Shopping in Teano

Die Einkaufstasche eines Teaneser enthält abends meistens dasselbe: Brot vom örtlichen Fornaio, Käse vom Alimentari, vielleicht ein paar Tomaten vom Gemüsehändler um die Ecke. Für den Rest – Kleidung, Elektrogeräte, Markenschuhe – fährt man weg. Das ist kein Geheimnis, das ist Alltag. Wer nach einem Baumarkt sucht, wer Ikea braucht, wer einen H&M-Pullover will: der steigt ins Auto. Teano versorgt die Menschen mit dem Täglichen. Alles andere holt man sich woanders.

Einkaufsstraßen

Der Corso Campano ist die Ader, auf der sich das Alltagsleben abspielt – nicht glamourös, aber lebendig. Morgens zwischen neun und zwölf öffnen die kleinen Läden, die Besitzer räumen Auslagen auf den Gehsteig, die Frauen kaufen ein, die Männer stehen vor der Bar. Ein Tabacchino, ein Friseur, eine Apotheke, ein Geschäft für Haushaltswaren – alles auf wenigen hundert Metern. Wer in dieser Zeit langsam durchläuft, begegnet halb Teano. Die Straße ist schmal, die Autos zu viele, das Tempo niedrig.

Luxus & Designer

Wer ein gutes Hemd will, fährt nach Caserta. Das ist keine Niederlage, das ist Gewohnheit. Caserta liegt rund dreißig Kilometer entfernt, das Zentrum hat Läden, die in Teano einfach nicht existieren – Markenschuhe, Herrenmoden, ein paar bekannte Ketten. Manche fahren auch nach Neapel für das größere Angebot, aber Caserta reicht meistens. Man plant den Tag dafür ein, kombiniert den Einkauf mit einem Mittagessen, und kommt mit Tüten zurück. Ein Ausflug, kein Stress.

Viertel & Boutiquen

Im alten Ortskern, oberhalb des neueren Teils der Stadt, passiert etwas Merkwürdiges: Dort kaufen Einheimische Dinge, die kein Schild ankündigt. Ein älterer Mann verkauft aus seiner Garage Olivenöl, ein anderer hat Eier. Man klingelt, man kennt sich, man zahlt bar. Touristen laufen dort durch, sehen alte Mauern und Kirchen – die Garage fällt ihnen nicht auf. Wer diese Läden kennt, wurde hingeführt. Wer sie sucht, findet sie nicht.

Märkte & Spezialitäten

In Teano gibt es einen Wochenmarkt – er findet samstags statt und bespielt einen Platz im neueren Teil der Stadt. Was dort liegt: Gemüse, Obst, Kleidung zu günstigen Preisen, Haushaltsware, manchmal Schuhe. Wer früh kommt, findet die besten Tomaten.
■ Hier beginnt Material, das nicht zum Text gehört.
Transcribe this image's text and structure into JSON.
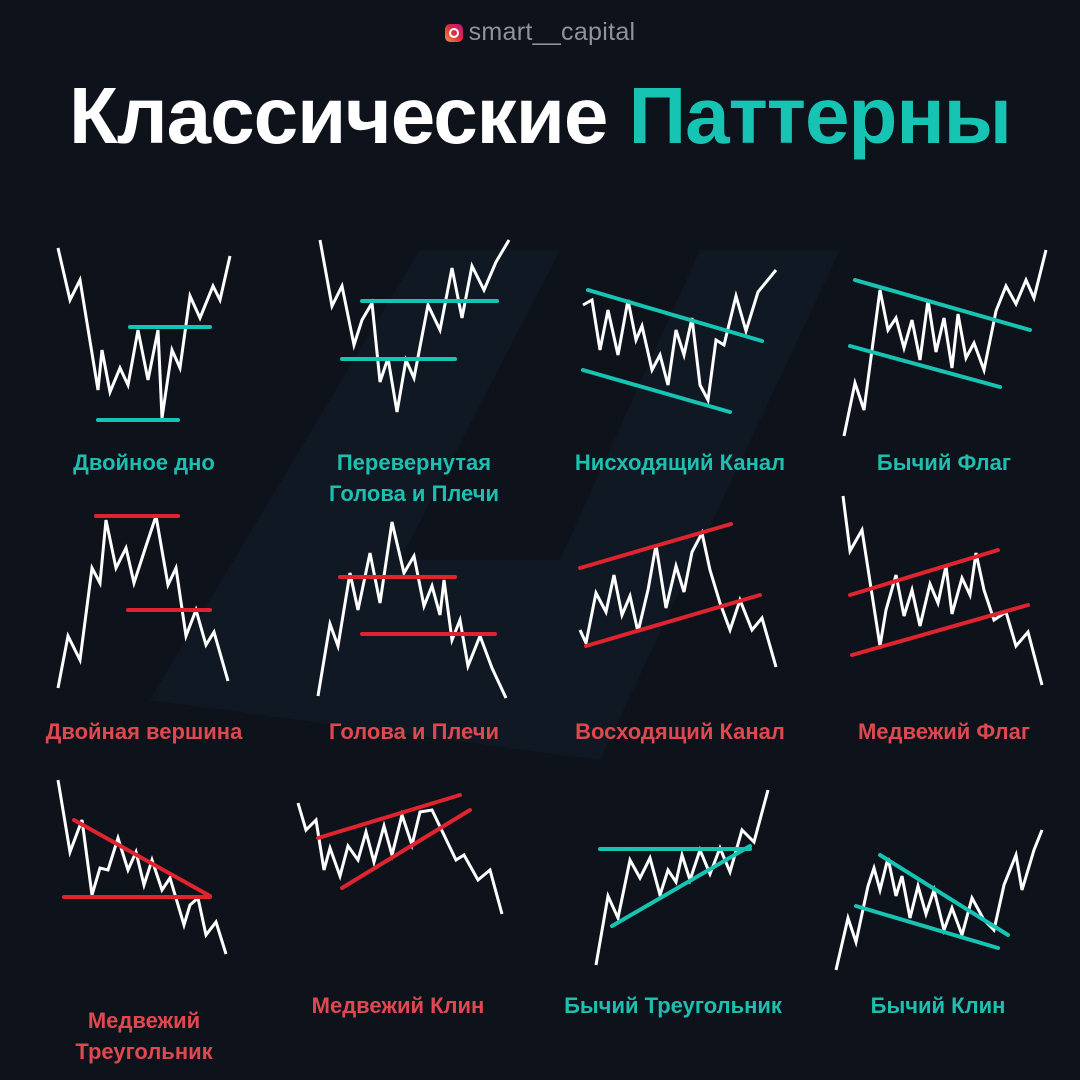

Wer um elf auftaucht, nimmt was übrig ist. Die Händler kennen ihre Stammkunden, die Stammkunden kennen die Händler – Preise werden nicht laut diskutiert, aber manchmal still verhandelt. Der Markt ist kurz, konzentriert, laut.

Einkaufszentren & Outlets

Für einen Kühlschrank fährt man nach Caserta oder Richtung der großen Handelszonen nahe der Autobahn – dort stehen die bekannten Elektromärkte, die Möbelhäuser, die Sportgeschäfte. Die Fahrt lohnt sich, wenn man weiß, was man will. Wer ohne Plan hinfährt, verliert sich. Die meisten Teaneser machen das zweimal im Jahr: einmal für größere Anschaffungen, einmal wenn wirklich etwas kaputtgeht. Unter der Woche sind die Parkplätze leer, samstags kämpft man. Die meisten fahren wochentags – man weiß ja wann es ruhig ist.

Besonderheiten

Die Gegend um Teano gehört zu Kampanien, und das schmeckt man. Lokale Produzenten verkaufen Olivenöl, das aus Oliven von den Hügeln hier gepresst wurde – nicht dasselbe wie das im Supermarkt. Wein aus der Region bekommt man bei kleinen Händlern, die ihre Lieferanten persönlich kennen. Und dann ist da noch das Brot: der Fornaio, der seit Jahrzehnten öffnet, backt ein Brot mit einer Kruste, die man in Caserta so nicht bekommt. Einheimische kaufen es freitags doppelt – für das Wochenende.